When he gets home at the night’s end, he finds Samantha there waiting at his door. “I need your help,” she says. With only one episode left, it’s hard to say whether this will mean redemption for them both or just another story with no ending and no hard suspects.
Off the Record
• Josef Kubota Wladyka, director of episodes two and three, is back at the helm for this week’s chapters — a chiasmatic handoff that serves the material well. In the last recap, I mentioned that Hikari’s directorial work in episodes four and five infused the series with a warmer sense of character and meticulous camerawork that propelled the action forward in a uniquely immediate, kinetic way. Wladyka sort of piggy-backs on those added dimensions here while re-igniting the show’s core Michael Mann-ness so everything hums on a cool, sublime register.
• I must say I’m surprised at how quickly things went south for Tozawa. But also, it checks out, seeing how he was an ailing boogeyman standing in front of the real mastermind of this whole takeover operation. As things stand, he’s a fascinating case study in power fenced in by the inevitability of decay.
• Now is a good time to finally acknowledge how sick the music has been in this show. Really popped off in a big way in these episodes. Props to composers Danny Bensi and Saunder Jurriaans for crafting a sound as dank and pulsating as the Tokyo night air.

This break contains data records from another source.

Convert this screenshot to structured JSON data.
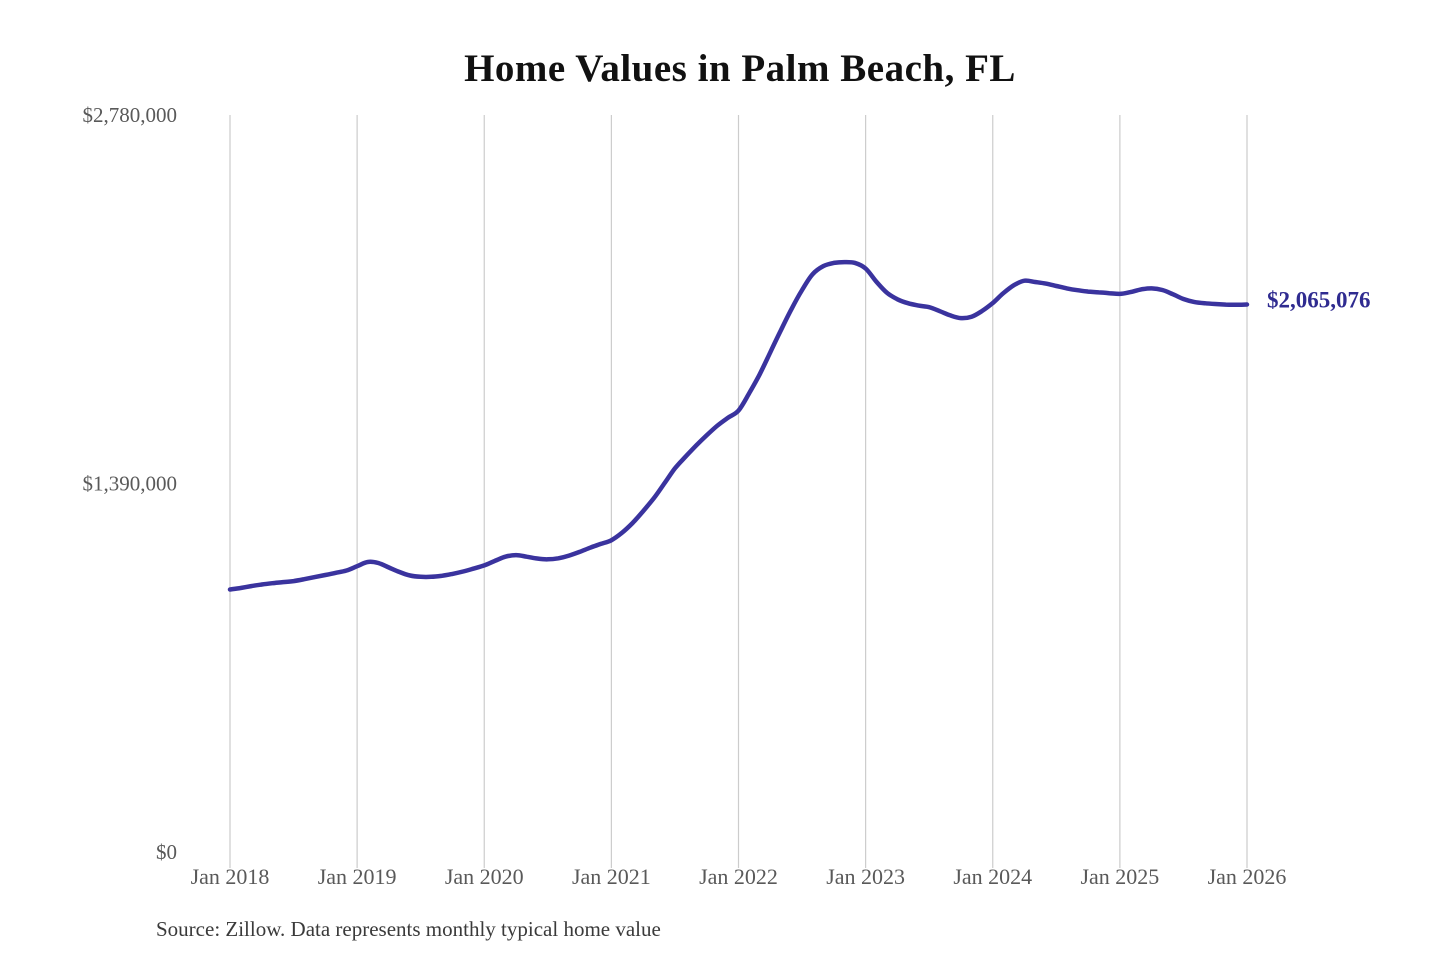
{
  "chart_data": {
    "type": "line",
    "title": "Home Values in Palm Beach, FL",
    "xlabel": "",
    "ylabel": "",
    "ylim": [
      0,
      2780000
    ],
    "x_range": [
      "Jan 2018",
      "Jan 2026"
    ],
    "grid": "vertical-only",
    "legend": "none",
    "line_color": "#3a339e",
    "gridline_color": "#cccccc",
    "axis_label_color": "#595959",
    "title_color": "#111111",
    "y_ticks": [
      {
        "value": 0,
        "label": "$0"
      },
      {
        "value": 1390000,
        "label": "$1,390,000"
      },
      {
        "value": 2780000,
        "label": "$2,780,000"
      }
    ],
    "x_ticks": [
      "Jan 2018",
      "Jan 2019",
      "Jan 2020",
      "Jan 2021",
      "Jan 2022",
      "Jan 2023",
      "Jan 2024",
      "Jan 2025",
      "Jan 2026"
    ],
    "annotation": {
      "label": "$2,065,076",
      "value": 2065076,
      "color": "#2f2b90"
    },
    "series": [
      {
        "name": "Monthly typical home value",
        "start_month": "2018-01",
        "end_month": "2026-01",
        "interval": "monthly",
        "values": [
          990000,
          996000,
          1003000,
          1009000,
          1014000,
          1018000,
          1022000,
          1029000,
          1037000,
          1045000,
          1053000,
          1062000,
          1078000,
          1094000,
          1090000,
          1073000,
          1056000,
          1043000,
          1038000,
          1038000,
          1042000,
          1049000,
          1058000,
          1069000,
          1081000,
          1098000,
          1114000,
          1120000,
          1114000,
          1107000,
          1104000,
          1108000,
          1118000,
          1132000,
          1148000,
          1162000,
          1176000,
          1204000,
          1241000,
          1286000,
          1334000,
          1390000,
          1447000,
          1491000,
          1533000,
          1572000,
          1608000,
          1638000,
          1665000,
          1730000,
          1802000,
          1885000,
          1968000,
          2048000,
          2120000,
          2180000,
          2210000,
          2222000,
          2225000,
          2222000,
          2201000,
          2152000,
          2110000,
          2085000,
          2070000,
          2061000,
          2055000,
          2040000,
          2024000,
          2014000,
          2019000,
          2041000,
          2071000,
          2108000,
          2138000,
          2155000,
          2150000,
          2144000,
          2135000,
          2126000,
          2119000,
          2114000,
          2111000,
          2108000,
          2105000,
          2112000,
          2122000,
          2126000,
          2120000,
          2104000,
          2086000,
          2075000,
          2070000,
          2067000,
          2065000,
          2064000,
          2065076
        ]
      }
    ],
    "source": "Source: Zillow. Data represents monthly typical home value"
  }
}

• Incredible whole-ass scene dedicated to referencing The Matrix. “Show what happens when you take the red pill.” LOL.
• I was pretty stoked when Sato took Matsuo out of the picture. It obviously made a winning setup for a compelling emotional arch between Sato and Samantha, and it was a relief to know that the remainder of Samantha’s arch this season wouldn’t be taken up with, like, having to deal with this creep, ya know?
• Eimi continues to be an MVP, really holding down the journalism fort, providing both emotional heft and ethos to her craft. Mirroring a scene with Jake from a few episodes ago, she doesn’t let Miyamoto get away with calling his apprehended suspect “some girl’s murderer.” The murdered girl was Karo Shoda, she explains. “Twenty-four years old, lived alone in Jiyugaoka. Collected vintage eyeglass frames, loved shoo manga. Karoi Shoda. Not ‘some girl.’” As she’ll explain later to Jake, Eimi does what she does despite the indifference because somebody has to tell the truth. “Someone,” she says, “has to build the wall of information, brick by brick, until the fact can’t be ignored and things have to change.”